No wonder New York is such a goldmine for Hollywood! You don't have to know Brooklyn or Italians in Brooklyn, and you don't have to know about Marlon Brando, but maybe it's better if you do. Now, if only the large and small screen stories could read as well as Chris Hedges' story on Sabasto F. Catucci, an incredibly successful businessman who began as a trucker on the Brooklyn docks.

The best "scenes" are these:

He is a rich man now. He has a big house in Westchester and seven Mercedeses, a Harley-Davidson motorcycle and a summer house in Spring Lake, N.J. He and his second wife, Lorraine, make their own wine. He employs more than two dozen of his relatives among his 1,000 or so employees. He has the rounded, bulky build of a man who has spent a lifetime lifting weights. He has the flashy diamond pinky ring, with his initials in diamonds, that speaks of success. And he is proud: of his company, of America, of the largely Italian-American neighborhood around the docks and of a new treatment he is undergoing for baldness.

. . . .

He grew up in a world in which bravado and fists often resolved disputes. He was thrown out of his Roman Catholic high school for hitting one of the brothers who taught him. And he did not make it through public high school because of "the same thing."

"I had a run-in with a teacher," he said, taking a drag on a slim cigarillo. "I picked him up by his throat."

. . . .

Later, seated in a small Italian restaurant where he goes to eat three days a week with several of his employees, he announced over a glass of red wine that he could take on anyone at the table.
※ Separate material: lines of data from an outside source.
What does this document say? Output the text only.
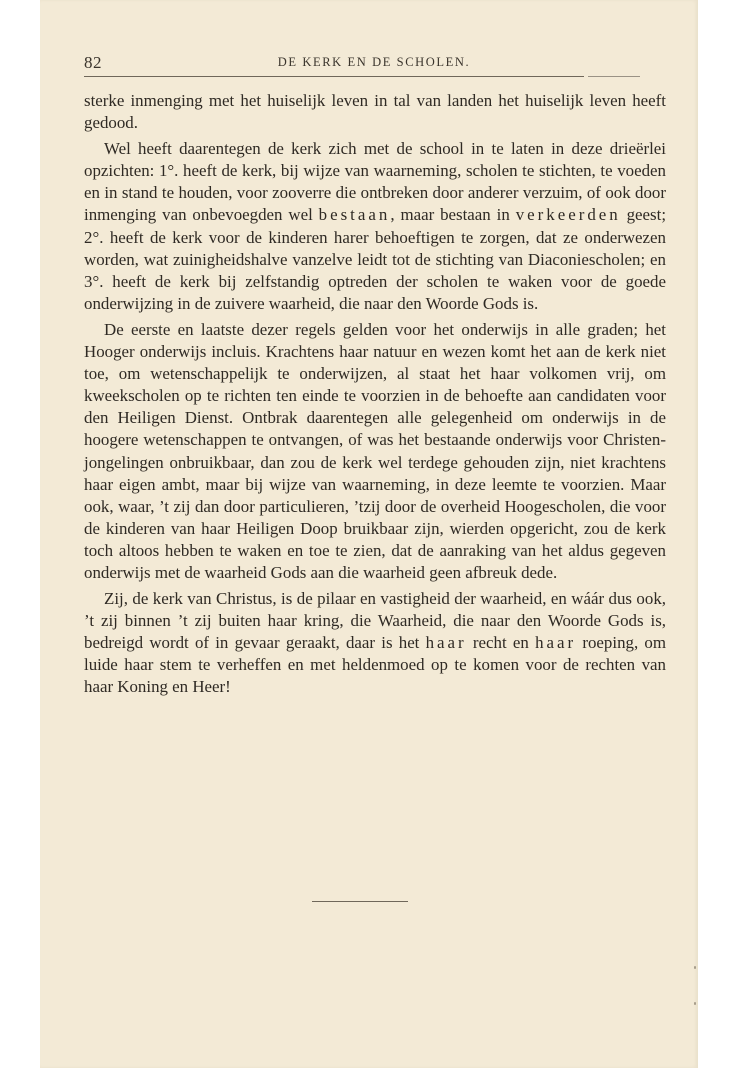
82	DE KERK EN DE SCHOLEN.

sterke inmenging met het huiselijk leven in tal van landen het huiselijk leven heeft gedood.

Wel heeft daarentegen de kerk zich met de school in te laten in deze drieërlei opzichten: 1°. heeft de kerk, bij wijze van waarneming, scholen te stichten, te voeden en in stand te houden, voor zooverre die ontbreken door anderer verzuim, of ook door inmenging van onbevoegden wel bestaan, maar bestaan in verkeerden geest; 2°. heeft de kerk voor de kinderen harer behoeftigen te zorgen, dat ze onderwezen worden, wat zuinigheidshalve vanzelve leidt tot de stichting van Diaconiescholen; en 3°. heeft de kerk bij zelfstandig optreden der scholen te waken voor de goede onderwijzing in de zuivere waarheid, die naar den Woorde Gods is.

De eerste en laatste dezer regels gelden voor het onderwijs in alle graden; het Hooger onderwijs incluis. Krachtens haar natuur en wezen komt het aan de kerk niet toe, om wetenschappelijk te onderwijzen, al staat het haar volkomen vrij, om kweekscholen op te richten ten einde te voorzien in de behoefte aan candidaten voor den Heiligen Dienst. Ontbrak daarentegen alle gelegenheid om onderwijs in de hoogere wetenschappen te ontvangen, of was het bestaande onderwijs voor Christen-jongelingen onbruikbaar, dan zou de kerk wel terdege gehouden zijn, niet krachtens haar eigen ambt, maar bij wijze van waarneming, in deze leemte te voorzien. Maar ook, waar, ’t zij dan door particulieren, ’tzij door de overheid Hoogescholen, die voor de kinderen van haar Heiligen Doop bruikbaar zijn, wierden opgericht, zou de kerk toch altoos hebben te waken en toe te zien, dat de aanraking van het aldus gegeven onderwijs met de waarheid Gods aan die waarheid geen afbreuk dede.

Zij, de kerk van Christus, is de pilaar en vastigheid der waarheid, en wáár dus ook, ’t zij binnen ’t zij buiten haar kring, die Waarheid, die naar den Woorde Gods is, bedreigd wordt of in gevaar geraakt, daar is het haar recht en haar roeping, om luide haar stem te verheffen en met heldenmoed op te komen voor de rechten van haar Koning en Heer!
No one disagreed. As he spoke, Guy D'Anna, 36, a waiter who also works for him as a longshoreman, came up and kissed him.
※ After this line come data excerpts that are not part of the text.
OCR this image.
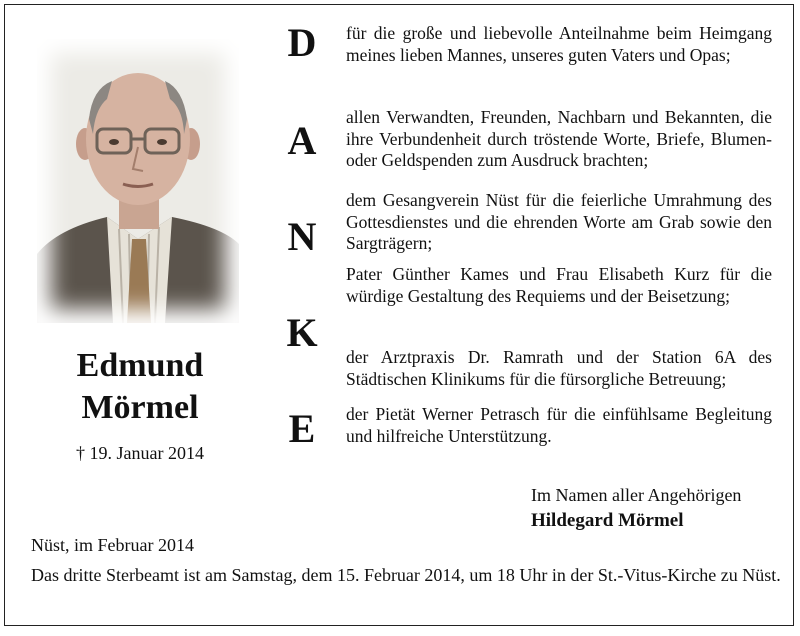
Edmund
Mörmel
† 19. Januar 2014
D
A
N
K
E
für die große und liebevolle Anteilnahme beim Heimgang meines lieben Mannes, unseres guten Vaters und Opas;
allen Verwandten, Freunden, Nachbarn und Bekannten, die ihre Verbundenheit durch tröstende Worte, Briefe, Blumen- oder Geldspenden zum Ausdruck brachten;
dem Gesangverein Nüst für die feierliche Umrahmung des Gottesdienstes und die ehrenden Worte am Grab sowie den Sargträgern;
Pater Günther Kames und Frau Elisabeth Kurz für die würdige Gestaltung des Requiems und der Beisetzung;
der Arztpraxis Dr. Ramrath und der Station 6A des Städtischen Klinikums für die fürsorgliche Betreuung;
der Pietät Werner Petrasch für die einfühlsame Begleitung und hilfreiche Unterstützung.
Im Namen aller Angehörigen
Hildegard Mörmel
Nüst, im Februar 2014
Das dritte Sterbeamt ist am Samstag, dem 15. Februar 2014, um 18 Uhr in der St.-Vitus-Kirche zu Nüst.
"Without Sal," he said, using Mr. Catucci's nickname, "we would all be out on the street."

Mr. Catucci beamed.

"I run my company like a family," he said, as he sat with his arm around Mr. D'Anna's waist. "They got a problem, I got a problem."

. . . .

He does not want to take his companies public. He likes to make decisions with speed, without going to committees and boards that can stymie decisions for months. And he trusts his three sons, his brother, his nephews, two brothers-in-law and his son-in-law to keep an eye on every aspect of the business.

. . . .

He could retire, he said. He has made enough money. He loves his home and said he had just put in 200 tomato plants.

"I have 20 animals," he said. "I used to have 150. I had sheep, goats, cows, ducks, geese and chickens. Now I have 2 horses, 2 cats, one goat, 2 ducks and 15 geese. I love animals. I love looking out the picture window and watching them graze. It is like some people who like to look at the lights and people on 42nd Street."

But he will never retire, he says.

"I have 50 guys who will kiss me like that," he said, when Mr. D'Anna left. "It's not the money. It's the power trip."